Uno studio italiano dell’Università Cattolica di Roma (Policlinico Gemelli) in collaborazione con l’Università di Dundee (Scozia) e con la Wake Forest University Winston-Salem, North Carolina (USA) ha preso parte alla messa a punto del più grande database di dati genetici per studiare la possibilità di predire nella popolazione generale il rischio di ictus. Circa 13 mila persone da oltre nove anni partecipano attivamente mettendo al servizio dei ricercatori il loro DNA, studiato con una particolare tecnica la “Genome Wide Association Studies” (GWAS) che riesce a prendere in considerazione centinaia di migliaia di varianti genetiche contemporaneamente. I risultati complessivi di questo grande studio che in italiano prende il nome di “Modello Multigenico per il rischio di Ictus” non saranno disponibili prima di Febbraio 2010.
Tuttavia una importante anticipazione è stata presentata oggi nel corso della terza giornata del 110° Congresso Nazionale della Società Italiana di Medicina Interna, in svolgimento in questi giorni a Roma e che si concluderà domani, martedì 27 ottobre.

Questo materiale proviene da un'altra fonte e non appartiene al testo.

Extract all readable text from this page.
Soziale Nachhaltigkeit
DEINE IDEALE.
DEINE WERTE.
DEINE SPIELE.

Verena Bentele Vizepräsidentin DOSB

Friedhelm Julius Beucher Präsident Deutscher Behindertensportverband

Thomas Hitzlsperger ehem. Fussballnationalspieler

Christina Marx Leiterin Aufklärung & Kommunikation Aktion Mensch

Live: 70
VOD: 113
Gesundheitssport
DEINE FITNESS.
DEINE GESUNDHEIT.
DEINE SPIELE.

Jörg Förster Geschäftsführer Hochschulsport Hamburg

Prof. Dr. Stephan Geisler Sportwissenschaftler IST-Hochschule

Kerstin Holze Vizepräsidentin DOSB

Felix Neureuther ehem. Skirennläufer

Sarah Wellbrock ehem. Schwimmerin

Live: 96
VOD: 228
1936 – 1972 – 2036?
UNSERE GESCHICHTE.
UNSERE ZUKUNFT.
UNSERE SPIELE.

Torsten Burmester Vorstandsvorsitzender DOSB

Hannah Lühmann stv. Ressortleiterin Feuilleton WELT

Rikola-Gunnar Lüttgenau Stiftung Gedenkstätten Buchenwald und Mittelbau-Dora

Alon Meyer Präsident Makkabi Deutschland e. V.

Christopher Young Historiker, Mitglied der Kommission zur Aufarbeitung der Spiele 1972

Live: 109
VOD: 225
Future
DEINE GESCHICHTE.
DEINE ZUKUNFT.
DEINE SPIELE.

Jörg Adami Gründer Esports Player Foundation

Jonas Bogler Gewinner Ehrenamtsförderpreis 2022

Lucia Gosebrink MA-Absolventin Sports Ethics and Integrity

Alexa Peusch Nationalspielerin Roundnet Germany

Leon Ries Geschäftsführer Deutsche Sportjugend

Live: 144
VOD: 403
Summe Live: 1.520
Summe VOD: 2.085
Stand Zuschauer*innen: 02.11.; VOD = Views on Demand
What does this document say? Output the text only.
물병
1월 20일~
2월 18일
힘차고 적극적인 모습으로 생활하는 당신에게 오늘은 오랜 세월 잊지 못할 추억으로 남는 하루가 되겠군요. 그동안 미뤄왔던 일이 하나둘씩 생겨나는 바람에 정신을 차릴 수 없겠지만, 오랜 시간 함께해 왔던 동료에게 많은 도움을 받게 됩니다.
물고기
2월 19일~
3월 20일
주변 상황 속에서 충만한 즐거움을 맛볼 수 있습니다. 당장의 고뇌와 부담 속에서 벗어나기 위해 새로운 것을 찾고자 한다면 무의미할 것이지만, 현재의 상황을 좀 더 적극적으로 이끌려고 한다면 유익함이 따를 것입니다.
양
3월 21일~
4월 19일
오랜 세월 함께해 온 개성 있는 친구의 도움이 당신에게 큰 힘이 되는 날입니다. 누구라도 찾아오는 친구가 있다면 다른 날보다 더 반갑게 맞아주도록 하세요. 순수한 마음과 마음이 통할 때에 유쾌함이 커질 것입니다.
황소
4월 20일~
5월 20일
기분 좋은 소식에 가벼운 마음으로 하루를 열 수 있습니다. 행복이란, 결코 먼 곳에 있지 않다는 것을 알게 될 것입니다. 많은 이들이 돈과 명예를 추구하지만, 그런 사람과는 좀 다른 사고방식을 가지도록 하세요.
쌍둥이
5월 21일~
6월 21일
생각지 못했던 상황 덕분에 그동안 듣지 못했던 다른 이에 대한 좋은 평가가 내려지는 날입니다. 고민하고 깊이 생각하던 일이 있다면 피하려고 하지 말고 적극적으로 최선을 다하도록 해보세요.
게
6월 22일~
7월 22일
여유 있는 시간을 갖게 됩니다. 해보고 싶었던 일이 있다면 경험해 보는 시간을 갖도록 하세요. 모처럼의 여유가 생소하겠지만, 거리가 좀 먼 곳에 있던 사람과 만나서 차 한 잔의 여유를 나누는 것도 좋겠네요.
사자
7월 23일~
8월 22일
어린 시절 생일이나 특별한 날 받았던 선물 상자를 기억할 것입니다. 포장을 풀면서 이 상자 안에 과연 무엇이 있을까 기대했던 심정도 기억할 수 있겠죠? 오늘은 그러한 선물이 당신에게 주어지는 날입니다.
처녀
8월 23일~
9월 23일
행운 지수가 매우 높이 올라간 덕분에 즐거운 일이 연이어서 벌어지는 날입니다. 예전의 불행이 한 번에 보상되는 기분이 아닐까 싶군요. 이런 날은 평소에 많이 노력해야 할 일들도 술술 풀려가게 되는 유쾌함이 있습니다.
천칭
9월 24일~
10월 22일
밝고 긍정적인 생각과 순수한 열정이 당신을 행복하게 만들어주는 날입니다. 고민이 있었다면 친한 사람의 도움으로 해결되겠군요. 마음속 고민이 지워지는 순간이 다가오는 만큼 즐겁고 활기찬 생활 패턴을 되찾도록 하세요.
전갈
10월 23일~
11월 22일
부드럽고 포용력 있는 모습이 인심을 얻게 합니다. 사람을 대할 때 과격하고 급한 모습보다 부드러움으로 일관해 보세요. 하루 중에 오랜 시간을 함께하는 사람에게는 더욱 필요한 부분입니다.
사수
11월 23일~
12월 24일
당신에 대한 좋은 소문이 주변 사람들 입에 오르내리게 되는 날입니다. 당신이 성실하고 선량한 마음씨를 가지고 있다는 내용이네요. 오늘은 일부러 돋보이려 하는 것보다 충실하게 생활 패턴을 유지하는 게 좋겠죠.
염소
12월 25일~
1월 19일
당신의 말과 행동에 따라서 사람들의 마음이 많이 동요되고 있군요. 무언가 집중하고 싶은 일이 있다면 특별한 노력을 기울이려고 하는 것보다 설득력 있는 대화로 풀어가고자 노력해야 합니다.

Dei 13 mila soggetti presi in considerazione dalla ricerca, circa 3700 sono diabetici, ed è proprio concentrandosi su questo sottogruppo che gli esperti italiani sono riusciti ad identificare 5 mutazioni genetiche in base alle quali è possibile dare una previsione attendibile di un aumentato rischio di ictus.
“Si tratta di una novità assoluta – dichiara il dottor Roberto Pola, Ricercatore dell’Università Cattolica, Policlinico Gemelli di Roma – che ovviamente deve ancora essere testata a lungo, ma per la prima volta siamo riusciti ad identificare un set di 5 varianti genetiche che se presenti ed attive nei pazienti diabetici possono confermare un aumento del 20 per cento del rischio di andare incontro ad un ictus ischemico”.
In pratica e semplificando molto, inserendo in una griglia le 5 varianti genetiche considerate è stato possibile annotare a fianco il numero di pazienti diabetici che con una o più di queste mutazioni genetiche sono andati in contro ad uno stroke fino a confermare la statistica che da un aumento del rischio di ictus pari al 20% in tutti i pazienti diabetici che hanno da 1 a 4 mutazioni genetiche contemporaneamente.
La Genome-Wide Association studies (GWAS), una tecnica di ricerca innovativa. Questo modello di ricerca ha letteralmente rivoluzionato il campo della genetica. I GWAS sono studi in cui vengono analizzate contemporaneamente centinaia di migliaia di varianti geniche, senza che i geni oggetto di analisi siano stati selezionati a priori sulla base di un’ipotesi biologica o patogenetica. Lo scopo principale dei GWAS non è quello di identificare fattori di rischio genetici per una determinata malattia, ma bensì portare all’identificazione di nuovi geni (e dunque di nuovi meccanismi molecolari e cellulari) alla base della patologia.
“Questi studi sono potentissimi e nuovi, sia nell’ambito medico in generale che in quello dell’ictus. –conclude Pola –Proprio per questo possiamo dire che siamo in costante evoluzione e continuiamo a scoprire nuovi geni associati all’ictus, che questo ci porterà in un futuro non lontano, a capire non solo a chi capita e quando capita un ictus, ma anche e soprattutto ad intervenire direttamente sui geni per bloccare i meccanismi che danno avvio alla patologia.”